We tried to give the exact bridge the missing 100, right, the missing 100 -- the $100 million variance, Brian, there's examples in gross margin, right? Some of the gross margins up is permanent, right? Labor is permanent -- labor is staying permanent for 2 years. Some of the raw material increases are absolutely permanent. And then there's some surge stuff that is going to go away. There is the macro on FX and fuel but it always comes back to revenues, right? And we have $100 million less of high-margin revenues that went away. We've got to figure out how to get those back. That's how we get the overall return to where we want it. And we kind of say, what were those buckets of what was missing? You can make your own call and the individual components there and the market structures of those categories. The ones that we feel are self-inflicted, there's no reason we shouldn't be out there trying to take those market shares back. The ones that have competitive challenges, we have to execute and go win.

Matt Mishan

Analyst · KeyBanc.

Is that separate -- I think I caught a comment where you said you were going to maintain a higher level of inventory that could help on -- for onboarding new customers. I guess I'm just -- when I hear that, it seems like you guys are going to go after revenue growth incremental to customers you already have. But I guess it's also to a point, I mean, by having that higher inventory, do you think you can get back some of the customers -- some of the sales that you may have lost with existing customers? Is that completely two separate items or a single item with the inventory?

Vivek Jain

Analyst · KeyBanc.

Well, it's a little bit of what we experienced with Hospira, right? We bought a situation that was challenged and we went on a global apology tour. And if you want to get some pieces of business back, you do have to make commitments about your reliability and your ability to supply because people only left because they couldn't get the product from Smiths.
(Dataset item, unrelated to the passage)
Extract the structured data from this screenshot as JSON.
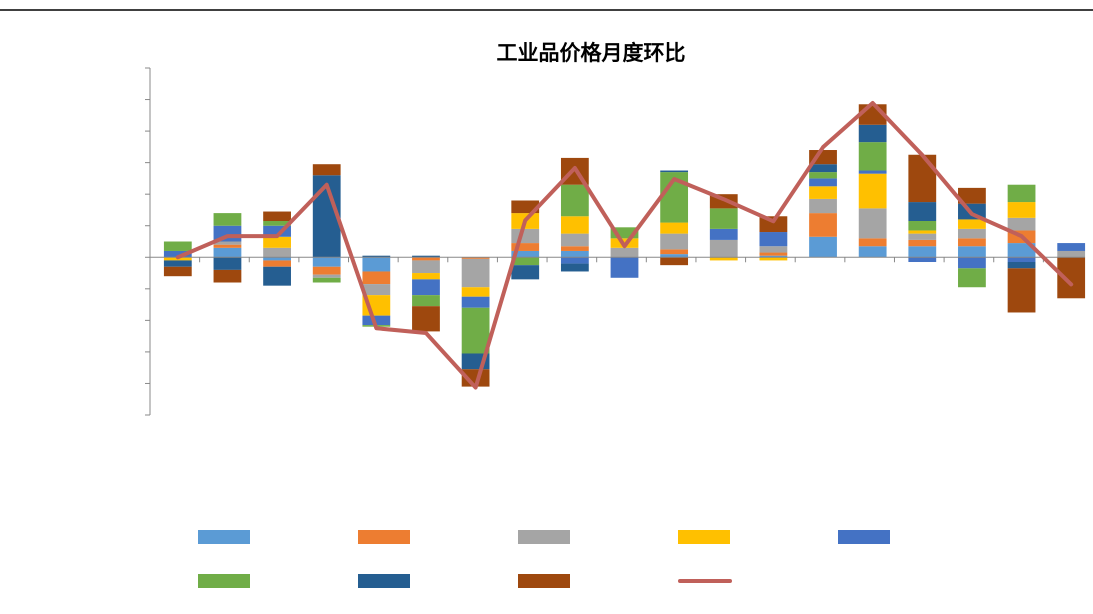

And so we do have to show better levels of inventory and we do have to make some commitments around it. So that's just called putting more money into the transaction, right? That's what I was saying we lost time and we cost a little bit more capital but we have to get a return on that by getting the business back.

Matt Mishan

Analyst · KeyBanc.

And then last one. I hate to ask a near-term question like this but it just -- it does seem like you had a good November, December and then January and February what it seems like from an outside perspective, it seems relatively steady. Is this kind of the steadiest environment you guys have seen in a very long time? And is that translating to more confidence in the business?

Vivek Jain

Analyst · KeyBanc.

I don't know if that's a short-term question. That is a question about how does this feel versus 2021, '22. I think on the legacy ICU business, the Consumables business is the biggest it's ever been. And so that has compounded nicely. We feel okay. The LVP business, it's the biggest it's been since we've had it. We're still disappointed we didn't kind of get as much as we would have liked over the last few years. I would say both those businesses has been reasonably predictable for the last 3 or 4 or 5 quarters and the issues that made them even slightly unpredictable there, the lack of supply in oncology, etcetera, are all being improved. I don't want to say it's exactly they're smooth with the Smiths portfolio yet. But it's like anything. We've had our control on it for 3 or 4 quarters. So yes, it is getting better each day but there's still a lot of work to do on the Smiths portfolios, right? We'll judge that if we can get those lost revenues back.

Operator

Operator

This concludes our question-and-answer session. I would like to turn the conference back over to Vivek Jain for any closing remarks.

Vivek Jain

Analyst

Thanks for your continued interest in ICU Medical. We're glad '22 is over. We look forward to '23 and we look forward to updating you very soon because Q1 call will be here before we know it. Thanks, everyone. Appreciate it.

Operator

Operator

The conference has now concluded. Thank you for attending today's presentation. You may now disconnect.